Помолчав, леди Харриет выпрямилась в кресле и сказала:
— Я считала вас своим главным авторитетом в вопросах морали, когда была маленькой девочкой. Скажите мне, вы считаете, что лгать дурно?
— Дорогая! Как можно задавать такой вопрос? Разумеется, это очень дурно, даже очень грешно, можно сказать. Но я же знаю, что вы просто шутили, когда говорили, что солгали.
— Нет, совсем не шутила. Я солгала самым что ни на есть настоящим образом. Я сказала: «Я обязана поехать в Холлингфорд по делу», тогда как правда заключалась в том, что никакого обязательства не было: одно только нестерпимое желание освободиться на час-другой от своих гостей, а мое единственное дело — приехать сюда, зевать, жаловаться и сидеть развалясь, в свое удовольствие.

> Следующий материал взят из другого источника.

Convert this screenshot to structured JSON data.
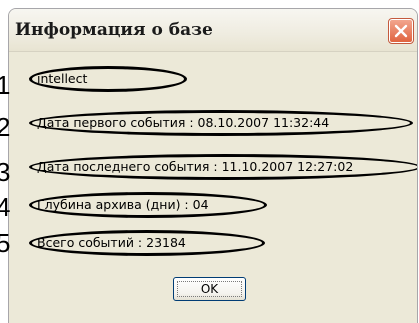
{
  "window": {
    "title": "Информация о базе",
    "close_icon": "close-icon"
  },
  "callouts": [
    "1",
    "2",
    "3",
    "4",
    "5"
  ],
  "fields": [
    "intellect",
    "Дата первого события : 08.10.2007 11:32:44",
    "Дата последнего события : 11.10.2007 12:27:02",
    "Глубина архива (дни) : 04",
    "Всего событий : 23184"
  ],
  "buttons": {
    "ok_label": "OK"
  },
  "colors": {
    "dialog_bg": "#ece9d8",
    "close_button": "#e0633f",
    "ok_border": "#003c74"
  }
}
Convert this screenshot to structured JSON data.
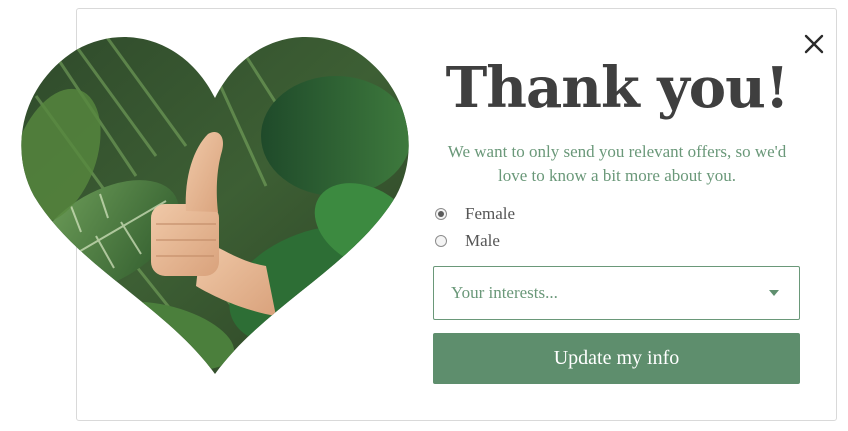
{
  "popup": {
    "title": "Thank you!",
    "subtitle": "We want to only send you relevant offers, so we'd love to know a bit more about you.",
    "close_icon": "close-icon",
    "image": "heart-shaped photo of a thumbs-up hand among tropical leaves"
  },
  "gender": {
    "options": [
      {
        "label": "Female",
        "selected": true
      },
      {
        "label": "Male",
        "selected": false
      }
    ]
  },
  "interests": {
    "placeholder": "Your interests...",
    "icon": "chevron-down-icon"
  },
  "submit": {
    "label": "Update my info"
  },
  "colors": {
    "accent": "#5e8e6d",
    "accent_text": "#6a9879",
    "title": "#3f3f3f"
  }
}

Я и правда думаю, что у меня нехорошо на душе из-за того, что я наврала, как выражаются дети.
— Но дорогая леди Харриет, — сказала миссис Гибсон, слегка недоумевая, что же на самом деле означают слова, которые вертятся у нее на языке, — я уверена, что вы думали, что имели в виду то, что вы говорили, когда говорили это.
— Нет, не думала, — вставила леди Харриет.
— И, кроме того, виноваты эти надоедливые люди, которые довели вас до такого состояния. Да, это, конечно же, их вина, а не ваша. Ну и потом, вы ведь знаете, что такое светские условности, — ах, как они сковывают человека!
Леди Харриет помолчала с минуту, а потом спросила:
— Скажите мне, Клэр, вам ведь случалось лгать?
— Леди Харриет! По-моему, вы могли бы знать меня лучше, но я понимаю, что вы не то хотели сказать.
— Нет, именно то. Во всяком случае, вам, должно быть, приходилось лгать для благой цели. Как вы себя чувствовали после этого?
— Если бы когда-нибудь пришлось, я бы чувствовала себя ужасно. Я умерла бы от угрызений совести. «Правду, только правду и ничего, кроме правды» — мне всегда казалось, что это такие прекрасные слова. Ну и притом, в моей натуре столько несгибаемости, а в нашей сфере жизни так мало соблазнов, и если мы скромны, то мы и просты, и не скованы этикетом.
— Значит, вы очень осуждаете меня? Если меня осудит кто-нибудь другой, мне не будет так неприятно из-за того, что я сказала сегодня утром.
— Я никоим образом никогда не осуждала вас, даже в самой глубине души, дорогая леди Харриет! Осуждать вас! Это была бы самонадеянность с моей стороны.